Los que menos tienen son los que más padecen la inseguridad, con el agregado del maltrato al que suelen ser sometidos en las comisarías cuando intentan radicar una denuncia. La Policía parece entrenada para disuadir a la víctima, con argumentos propios (“no tenemos quién le tome la declaración”) o ajenos (“no pierda el tiempo”). Esto se dijo infinidad de veces, pero siempre viene bien consignarlo. La condición de víctima no distingue clases y se profundiza en ese límite en el que decenas de miles de tucumanos hacen pie de un lado y del otro de la inclusión social. Jóvenes, adolescentes y niños conforman un universo delicado porque son, a fin de cuentas, los que menos posibilidades de cuidarse solos tienen. Robarles representa una zona de confort para los asaltantes.
Camila Pedraza puntualizaba el valor de una estrategia preventiva, como moverse en grupo por la Quinta Agronómica y sus inmediaciones.
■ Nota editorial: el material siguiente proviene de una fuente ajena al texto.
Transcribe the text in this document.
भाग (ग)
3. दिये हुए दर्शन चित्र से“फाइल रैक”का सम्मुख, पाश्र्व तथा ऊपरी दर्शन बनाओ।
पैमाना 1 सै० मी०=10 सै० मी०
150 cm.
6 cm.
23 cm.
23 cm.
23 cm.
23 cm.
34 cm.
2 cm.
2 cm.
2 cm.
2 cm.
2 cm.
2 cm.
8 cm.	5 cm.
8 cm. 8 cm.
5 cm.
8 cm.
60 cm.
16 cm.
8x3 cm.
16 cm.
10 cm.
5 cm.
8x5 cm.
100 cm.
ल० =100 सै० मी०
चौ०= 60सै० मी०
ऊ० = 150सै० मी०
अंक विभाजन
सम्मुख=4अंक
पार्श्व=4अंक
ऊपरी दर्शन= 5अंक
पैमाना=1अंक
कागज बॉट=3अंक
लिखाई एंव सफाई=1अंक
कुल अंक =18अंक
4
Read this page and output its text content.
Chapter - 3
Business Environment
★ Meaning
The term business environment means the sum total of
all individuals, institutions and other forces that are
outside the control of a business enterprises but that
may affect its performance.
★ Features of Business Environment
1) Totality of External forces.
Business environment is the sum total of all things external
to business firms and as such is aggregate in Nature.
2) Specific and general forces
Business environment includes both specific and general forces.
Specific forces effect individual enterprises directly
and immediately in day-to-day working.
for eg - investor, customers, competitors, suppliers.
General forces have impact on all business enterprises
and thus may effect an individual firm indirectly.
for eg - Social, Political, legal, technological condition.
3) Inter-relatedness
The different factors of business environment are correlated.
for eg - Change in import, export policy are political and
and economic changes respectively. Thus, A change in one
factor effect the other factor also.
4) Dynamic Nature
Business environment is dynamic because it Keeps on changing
Ahora bien, la seguridad de sus hijos, ¿desvela a todos los padres? ¿Cuántos toman medidas tendientes a achicar el margen de riesgo cuando los chicos salen a la calle? Es la clase de pregunta que hacen públicamente quienes comandan las fuerzas de seguridad. Y en privado son mucho más específicos: sostienen que hay un relajamiento en las dinámicas familiares, que muchos padres se desentienden y que colaborarían en buena medida si cuidaran a los jóvenes y niños con otro celo. Por ejemplo, alertándolos sobre los lugares que frecuentan, los caminos que recorren y los horarios que manejan. Es un mensaje lleno de sentido común, pero a la vez tramposo, porque la Policía se saca de encima una de sus obligaciones primordiales: prevenir el delito.
Más allá del estrés propio de la situación, el joven o adolescente que sufre un asalto experimenta un hecho excepcional en su vida de relación. El que lo está robando es un par. Es como mirar un espejo que le devuelve una imagen particular, distinta, impensada. Una especie de lado B de su propia realidad. ¿Un descarte? Posiblemente. Y del otro lado, el del ladrón, hay otra clase de mundo emocional, del que mucho se escribió y se seguirá escribiendo. Es un frente a frente básicamente doloroso e injusto, una costumbre del día a día tucumano en el que cada cual se protege como le sale.
El miedo es uno de los consejeros menos recomendables. Cuando se llega al extremo de salir atemorizado rumbo a la escuela o a la Facultad, de allí al pánico hay un paso. Estas cuestiones de fondo, que hacen a la (falta de) construcción ciudadana, son los efectos más profundos de la inseguridad y haría bien la clase dirigente en tomar nota. Y al que le queden dudas que escuche la entrevista a Camila Pedraza. Como ella hay miles en Tucumán.